I’ve been noticing, as my recent life has been getting busier and busier, that I’ve started shifting the way I think about things. Instead of just thinking “is this a good thing to do” or “is this a bad thing to do”, I’ve started thinking in terms of whether this one-more-thing-to-do is going to cause the entire apparatus I call a schedule to topple over ignominiously, like the effect of that one last proverbial straw on the back of an already overladen camel.
And I am reminded of what a wise older friend – alas no longer with us – told me many years ago. He said that the one real cost in any project, the thing that must be watched over at all costs, is the number of (in his words) MAU’s – Management Attention Units. You can cut corners on anything else, find alternate paths to the same goal, slash budgets, take short cuts, invent clever work-arounds, but you only have so many MAU’s in any project. If you use those up, the jig is up.
And so I realize, as paradoxical and against my nature as it seems, that doing less can in fact be doing more.
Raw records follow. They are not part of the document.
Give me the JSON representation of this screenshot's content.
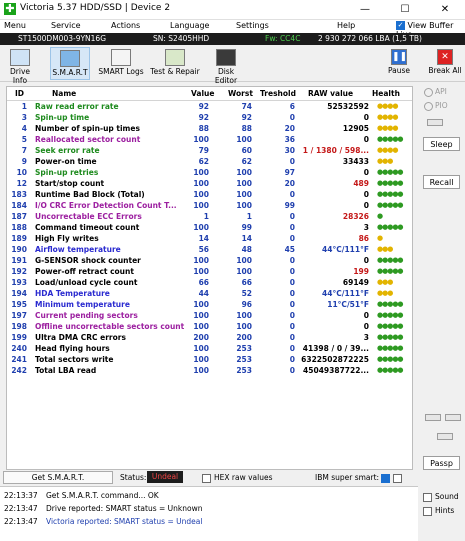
{
  "window": {
    "title": "Victoria 5.37 HDD/SSD | Device 2",
    "icon_glyph": "✚",
    "minimize": "—",
    "maximize": "☐",
    "close": "✕"
  },
  "menu": {
    "items": [
      "Menu",
      "Service",
      "Actions",
      "Language",
      "Settings",
      "Help"
    ],
    "view_buffer_label": "View Buffer Live"
  },
  "drive": {
    "model": "ST1500DM003-9YN16G",
    "serial": "SN: S2405HHD",
    "fw": "Fw: CC4C",
    "capacity": "2 930 272 066 LBA (1,5 TB)"
  },
  "toolbar": {
    "drive_info": "Drive Info",
    "smart": "S.M.A.R.T",
    "smart_logs": "SMART Logs",
    "test_repair": "Test & Repair",
    "disk_editor": "Disk Editor",
    "pause": "Pause",
    "break_all": "Break All"
  },
  "table": {
    "headers": {
      "id": "ID",
      "name": "Name",
      "value": "Value",
      "worst": "Worst",
      "treshold": "Treshold",
      "raw": "RAW value",
      "health": "Health"
    },
    "rows": [
      {
        "id": "1",
        "name": "Raw read error rate",
        "value": "92",
        "worst": "74",
        "tr": "6",
        "raw": "52532592",
        "health": "●●●●",
        "nc": "cg",
        "rc": "",
        "hc": "hy"
      },
      {
        "id": "3",
        "name": "Spin-up time",
        "value": "92",
        "worst": "92",
        "tr": "0",
        "raw": "0",
        "health": "●●●●",
        "nc": "cg",
        "rc": "",
        "hc": "hy"
      },
      {
        "id": "4",
        "name": "Number of spin-up times",
        "value": "88",
        "worst": "88",
        "tr": "20",
        "raw": "12905",
        "health": "●●●●",
        "nc": "",
        "rc": "",
        "hc": "hy"
      },
      {
        "id": "5",
        "name": "Reallocated sector count",
        "value": "100",
        "worst": "100",
        "tr": "36",
        "raw": "0",
        "health": "●●●●●",
        "nc": "cm",
        "rc": "",
        "hc": ""
      },
      {
        "id": "7",
        "name": "Seek error rate",
        "value": "79",
        "worst": "60",
        "tr": "30",
        "raw": "1 / 1380 / 598...",
        "health": "●●●●",
        "nc": "cg",
        "rc": "rr",
        "hc": "hy"
      },
      {
        "id": "9",
        "name": "Power-on time",
        "value": "62",
        "worst": "62",
        "tr": "0",
        "raw": "33433",
        "health": "●●●",
        "nc": "",
        "rc": "",
        "hc": "hy"
      },
      {
        "id": "10",
        "name": "Spin-up retries",
        "value": "100",
        "worst": "100",
        "tr": "97",
        "raw": "0",
        "health": "●●●●●",
        "nc": "cg",
        "rc": "",
        "hc": ""
      },
      {
        "id": "12",
        "name": "Start/stop count",
        "value": "100",
        "worst": "100",
        "tr": "20",
        "raw": "489",
        "health": "●●●●●",
        "nc": "",
        "rc": "rr",
        "hc": ""
      },
      {
        "id": "183",
        "name": "Runtime Bad Block (Total)",
        "value": "100",
        "worst": "100",
        "tr": "0",
        "raw": "0",
        "health": "●●●●●",
        "nc": "",
        "rc": "",
        "hc": ""
      },
      {
        "id": "184",
        "name": "I/O CRC Error Detection Count T...",
        "value": "100",
        "worst": "100",
        "tr": "99",
        "raw": "0",
        "health": "●●●●●",
        "nc": "cm",
        "rc": "",
        "hc": ""
      },
      {
        "id": "187",
        "name": "Uncorrectable ECC Errors",
        "value": "1",
        "worst": "1",
        "tr": "0",
        "raw": "28326",
        "health": "●",
        "nc": "cm",
        "rc": "rr",
        "hc": "rr"
      },
      {
        "id": "188",
        "name": "Command timeout count",
        "value": "100",
        "worst": "99",
        "tr": "0",
        "raw": "3",
        "health": "●●●●●",
        "nc": "",
        "rc": "",
        "hc": ""
      },
      {
        "id": "189",
        "name": "High Fly writes",
        "value": "14",
        "worst": "14",
        "tr": "0",
        "raw": "86",
        "health": "●",
        "nc": "",
        "rc": "rr",
        "hc": "hy"
      },
      {
        "id": "190",
        "name": "Airflow temperature",
        "value": "56",
        "worst": "48",
        "tr": "45",
        "raw": "44°C/111°F",
        "health": "●●●",
        "nc": "cn",
        "rc": "rb",
        "hc": "hy"
      },
      {
        "id": "191",
        "name": "G-SENSOR shock counter",
        "value": "100",
        "worst": "100",
        "tr": "0",
        "raw": "0",
        "health": "●●●●●",
        "nc": "",
        "rc": "",
        "hc": ""
      },
      {
        "id": "192",
        "name": "Power-off retract count",
        "value": "100",
        "worst": "100",
        "tr": "0",
        "raw": "199",
        "health": "●●●●●",
        "nc": "",
        "rc": "rr",
        "hc": ""
      },
      {
        "id": "193",
        "name": "Load/unload cycle count",
        "value": "66",
        "worst": "66",
        "tr": "0",
        "raw": "69149",
        "health": "●●●",
        "nc": "",
        "rc": "",
        "hc": "hy"
      },
      {
        "id": "194",
        "name": "HDA Temperature",
        "value": "44",
        "worst": "52",
        "tr": "0",
        "raw": "44°C/111°F",
        "health": "●●●",
        "nc": "cn",
        "rc": "rb",
        "hc": "hy"
      },
      {
        "id": "195",
        "name": "Minimum temperature",
        "value": "100",
        "worst": "96",
        "tr": "0",
        "raw": "11°C/51°F",
        "health": "●●●●●",
        "nc": "cn",
        "rc": "rb",
        "hc": ""
      },
      {
        "id": "197",
        "name": "Current pending sectors",
        "value": "100",
        "worst": "100",
        "tr": "0",
        "raw": "0",
        "health": "●●●●●",
        "nc": "cm",
        "rc": "",
        "hc": ""
      },
      {
        "id": "198",
        "name": "Offline uncorrectable sectors count",
        "value": "100",
        "worst": "100",
        "tr": "0",
        "raw": "0",
        "health": "●●●●●",
        "nc": "cm",
        "rc": "",
        "hc": ""
      },
      {
        "id": "199",
        "name": "Ultra DMA CRC errors",
        "value": "200",
        "worst": "200",
        "tr": "0",
        "raw": "3",
        "health": "●●●●●",
        "nc": "",
        "rc": "",
        "hc": ""
      },
      {
        "id": "240",
        "name": "Head flying hours",
        "value": "100",
        "worst": "253",
        "tr": "0",
        "raw": "41398 / 0 / 39...",
        "health": "●●●●●",
        "nc": "",
        "rc": "",
        "hc": ""
      },
      {
        "id": "241",
        "name": "Total sectors write",
        "value": "100",
        "worst": "253",
        "tr": "0",
        "raw": "6322502872225",
        "health": "●●●●●",
        "nc": "",
        "rc": "",
        "hc": ""
      },
      {
        "id": "242",
        "name": "Total LBA read",
        "value": "100",
        "worst": "253",
        "tr": "0",
        "raw": "45049387722...",
        "health": "●●●●●",
        "nc": "",
        "rc": "",
        "hc": ""
      }
    ]
  },
  "side": {
    "api": "API",
    "pio": "PIO",
    "sleep": "Sleep",
    "recall": "Recall",
    "passp": "Passp"
  },
  "status": {
    "get_smart": "Get S.M.A.R.T.",
    "label": "Status:",
    "value": "Undeal",
    "hex": "HEX raw values",
    "ibm": "IBM super smart:"
  },
  "log": [
    {
      "time": "22:13:37",
      "text": "Get S.M.A.R.T. command... OK",
      "blue": false
    },
    {
      "time": "22:13:47",
      "text": "Drive reported: SMART status = Unknown",
      "blue": false
    },
    {
      "time": "22:13:47",
      "text": "Victoria reported: SMART status = Undeal",
      "blue": true
    }
  ],
  "bottom_right": {
    "sound": "Sound",
    "hints": "Hints"
  }
}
Rather than racing all out to keep those plates spinning in the air, it might actually be more productive to spend a certain amount of time doing nothing – just to allow some space between the ears, rather than giving in to the next bout of action-packed planning and time juggling.
Just as muscles need time to rest, as even a top athlete needs to sleep at night, we all need a way, from time to time, to get away from our own ceaseless planning – from the management of our own busy lives. By all means dive in, make things happen, enjoy the happy madness of it all. Just be careful not to overspend your Management Attention Units.